Compilation album by Various
- Released: 2000
- Recorded: 2000
- Genres: Rock, folk rock
- Length: 59:58
- Label: Spinout
- Producers: Tim Nelson and Tom Fabjance

Various chronology
|  | Duluth Does Dylan | 'Duluth Does Dylan Revisited' |

= Duluth Does Dylan =

Duluth Does Dylan is a 2000 album featuring songs by Bob Dylan covered by bands from Duluth, Minnesota, which is Dylan’s birthplace. The album was mixed and recorded at Inland Sea Recording in Superior, Wisconsin, and mastered at Spinout Studio in Burbank, California. Duluth Does Dylan was produced by Tim Nelson and Tom Fabjance, and features cover and liner art by Chris Monroe. The liner notes were written by Brad Nelson, then publisher of the Duluth Ripsaw.

==Track listing==
All songs originally recorded by Bob Dylan.

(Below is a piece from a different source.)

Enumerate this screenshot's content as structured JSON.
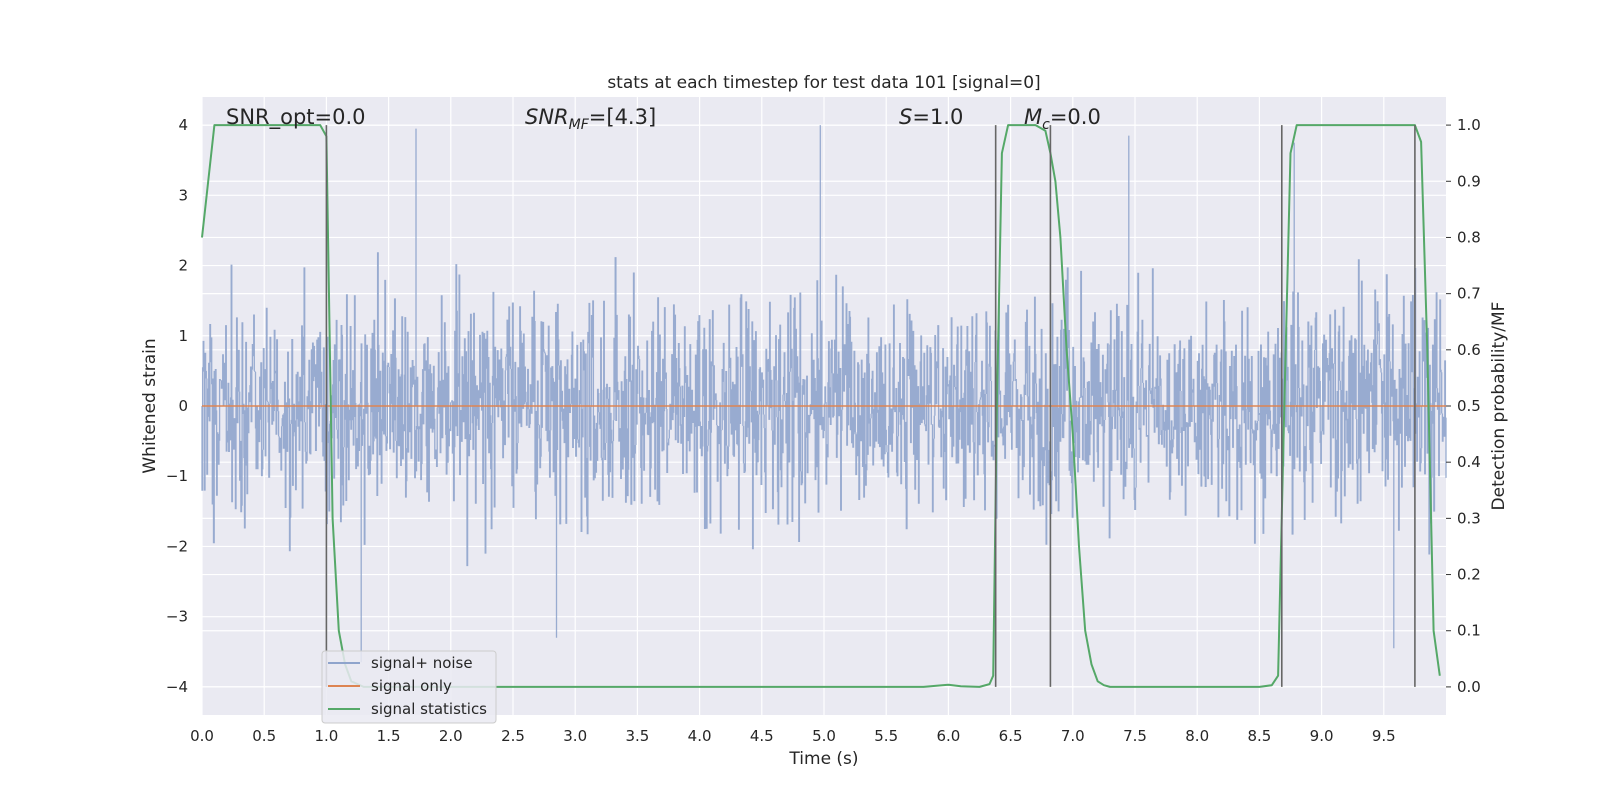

| No. | Title | Performer | Length |
|---|---|---|---|
| 1. | "It Ain't Me Babe" | Mayfly | 3:27 |
| 2. | "Quit Your Low Down Ways" | Giljunko | 2:56 |
| 3. | "Don't Think Twice, It's All Right / All I Really Want To Do" | Gild | 3:34 |
| 4. | "Girl from the North Country" | Father Hennepin | 4:08 |
| 5. | "A Hard Rain's A-Gonna Fall" | Both | 7:23 |
| 6. | "Tombstone Blues" | The Black Eyed Snakes | 3:42 |
| 7. | "Knockin' on Heaven's Door" | Crazy Betty | 3:17 |
| 8. | "Father of Night" | The First Ladies | 2:02 |
| 9. | "When I Paint My Masterpiece" | Ballyhoo | 4:19 |
| 10. | "All Along the Watchtower" | The Dames | 3:16 |
| 11. | "Country Pie" | The American Hip | 7:00 |
| 12. | "Rainy Day Women #12 & 35" | The Black Labels | 3:06 |
| 13. | "Sad-Eyed Lady of the Lowlands" | Jamie Ness | 4:43 |
| 14. | "If You Gotta Go, Go Now" | Accidental Porn | 3:19 |
| 15. | "Blowin' in the Wind" | Low | 3:46 |
| Total length: |  |  | 59:58 |

==Concept==
Tim Nelson, the executive producer of Duluth Does Dylan, conceived of the album as a way of "using Dylan's connection to Duluth to promote the bands living and working here today." Only bands producing original music and active in the Duluth music scene were considered; most of the bands were selected in part based on their reception at the Homegrown Music Festival, Duluth's annual local music festival. Participating bands each selected a song recorded by Bob Dylan, and Nelson encouraged the musicians to use their own style rather than trying "to sound like Dylan."

==Reception==
Upon its release, Duluth Does Dylan was featured on the cover of the Duluth Ripsaw, and release parties were held in Duluth and Minneapolis–Saint Paul. A local Duluth brewery named a beer in honor of the album. Duluth Does Dylan sold out its original 1,000 -disc pressing within two months, and went on to sell over 3,000 copies during the next five years. Aside from local sales, the album also received attention nationally and internationally. The album has also been credited with bringing national attention to several local bands. It was followed by Duluth Does Dylan Revisited in 2006 and Another Side of Duluth Does Dylan in 2011.